Con total naturalidad, el jugador repasó el impacto que supuso empezar a cobrar un salario como futbolista y la responsabilidad que asumió desde el primer instante, durante un periodo todavía alejado de la estabilidad que ahora lo posiciona como un jugador indispensable en el equipo blanco.
Valverde detalló que su primer ingreso tuvo un destino concreto y emotivo: «Le entregué el dinero a mis padres y también compré una cadena pequeña. Veía a muchos compañeros con cadenas y objetos diferentes y quise darme ese gusto».
El uruguayo admitió que, aunque se permitió un pequeño lujo influenciado por su entorno, su principal propósito fue reconocer el esfuerzo de su familia. Un acto simbólico que demuestra la importancia que su círculo cercano ha tenido en su desarrollo personal y deportivo.
Durante su etapa en el Real Madrid, el internacional gestionó sus ganancias con un enfoque más estructurado. «Invertí en pasajes para familiares, un coche para facilitar mis desplazamientos y ahorrar», explicó.
Fede Valverde, calentando con el Real Madrid AFP7 / Europa Press
Sus elecciones estuvieron dirigidas a estar más cerca de su familia, optimizar su rutina diaria y afianzar una estabilidad financiera, mostrando un progreso notable en la forma en que administra sus recursos.
Actualmente, Valverde ocupa el cargo de segundo capitán del Real Madrid, lo que refleja la jerarquía adquirida dentro del vestuario y la confianza depositada por el cuerpo técnico.
El papel de capitán
Con la guía de Álvaro Arbeloa, el mediocampista no solo aporta intensidad y despliegue en la cancha, sino que también brinda equilibrio y unión al grupo, consolidándose como una voz respetada entre sus compañeros.
Respecto a lo que implica llevar el brazalete, fue enfático: «Pienso que el capitán debe ejercer liderazgo sobre el grupo.

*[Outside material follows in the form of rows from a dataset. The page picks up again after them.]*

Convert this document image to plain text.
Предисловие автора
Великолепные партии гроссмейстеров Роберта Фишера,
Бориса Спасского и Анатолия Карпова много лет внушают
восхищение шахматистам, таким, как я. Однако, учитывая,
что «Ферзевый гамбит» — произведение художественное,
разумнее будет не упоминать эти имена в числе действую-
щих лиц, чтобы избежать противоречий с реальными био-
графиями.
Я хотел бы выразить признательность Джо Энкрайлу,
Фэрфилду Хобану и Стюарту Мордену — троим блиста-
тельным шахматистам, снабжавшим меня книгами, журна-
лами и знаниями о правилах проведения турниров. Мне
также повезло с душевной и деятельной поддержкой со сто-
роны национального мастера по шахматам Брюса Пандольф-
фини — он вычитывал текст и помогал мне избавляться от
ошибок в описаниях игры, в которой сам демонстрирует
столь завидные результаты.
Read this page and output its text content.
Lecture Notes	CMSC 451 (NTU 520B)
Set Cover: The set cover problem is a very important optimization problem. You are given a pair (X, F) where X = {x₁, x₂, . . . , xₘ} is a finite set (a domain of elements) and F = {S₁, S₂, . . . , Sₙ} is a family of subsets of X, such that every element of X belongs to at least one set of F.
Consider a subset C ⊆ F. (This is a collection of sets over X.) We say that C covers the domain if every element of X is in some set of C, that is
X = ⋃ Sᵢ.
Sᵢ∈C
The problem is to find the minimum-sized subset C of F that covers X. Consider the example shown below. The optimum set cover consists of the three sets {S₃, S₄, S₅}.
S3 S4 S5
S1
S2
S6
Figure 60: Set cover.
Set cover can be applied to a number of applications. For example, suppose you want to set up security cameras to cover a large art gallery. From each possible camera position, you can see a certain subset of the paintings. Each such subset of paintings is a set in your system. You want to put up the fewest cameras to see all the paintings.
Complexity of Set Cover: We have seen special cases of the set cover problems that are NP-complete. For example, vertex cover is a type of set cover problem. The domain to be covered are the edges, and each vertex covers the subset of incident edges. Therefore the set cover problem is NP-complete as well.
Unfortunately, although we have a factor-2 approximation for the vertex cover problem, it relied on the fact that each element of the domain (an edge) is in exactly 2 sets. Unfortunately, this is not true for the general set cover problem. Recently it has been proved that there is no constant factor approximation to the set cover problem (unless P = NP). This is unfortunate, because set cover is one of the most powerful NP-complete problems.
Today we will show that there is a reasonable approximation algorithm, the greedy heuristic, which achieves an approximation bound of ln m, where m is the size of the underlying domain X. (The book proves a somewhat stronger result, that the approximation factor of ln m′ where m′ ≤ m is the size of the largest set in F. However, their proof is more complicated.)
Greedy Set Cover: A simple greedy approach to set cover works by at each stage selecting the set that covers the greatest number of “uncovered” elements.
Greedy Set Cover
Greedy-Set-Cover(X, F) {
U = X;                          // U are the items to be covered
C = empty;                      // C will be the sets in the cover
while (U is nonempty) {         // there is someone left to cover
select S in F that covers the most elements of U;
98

Debe ser un referente, aunque existen distintas maneras de hacerlo: se puede hablar mucho o poco, pero cada vez que se interviene, debe ser con peso. Lo fundamental es ser valorado».
La entrevista también reveló su lado más relajado. El uruguayo confesó que, si no hubiera sido futbolista, le habría interesado dedicarse a la música como DJ, aunque en tono de broma comentó que su pareja, Mina Bonino, probablemente no aprobaría ese estilo de vida nocturno. Entre risas aclaró que es solo una idea y que en su hogar no se desempeña en esa función.
En lo doméstico, reconoció que la cocina no es su fuerte. Comentó que no sabe preparar platos complejos y que su única «especialidad» es encender la cafetera por las mañanas. «Solo necesito presionar el botón y ya tengo el café listo», comentó con humor.
Sin embargo, cuando se trata de sabores, tiene definidas sus preferencias. El asado ocupa un lugar destacado en sus recuerdos culinarios, representando a Uruguay, junto con los bizcochos tradicionales que acompañan el desayuno y la merienda en su país. Ambos son referentes que, incluso viviendo en España, lo mantienen conectado con sus raíces.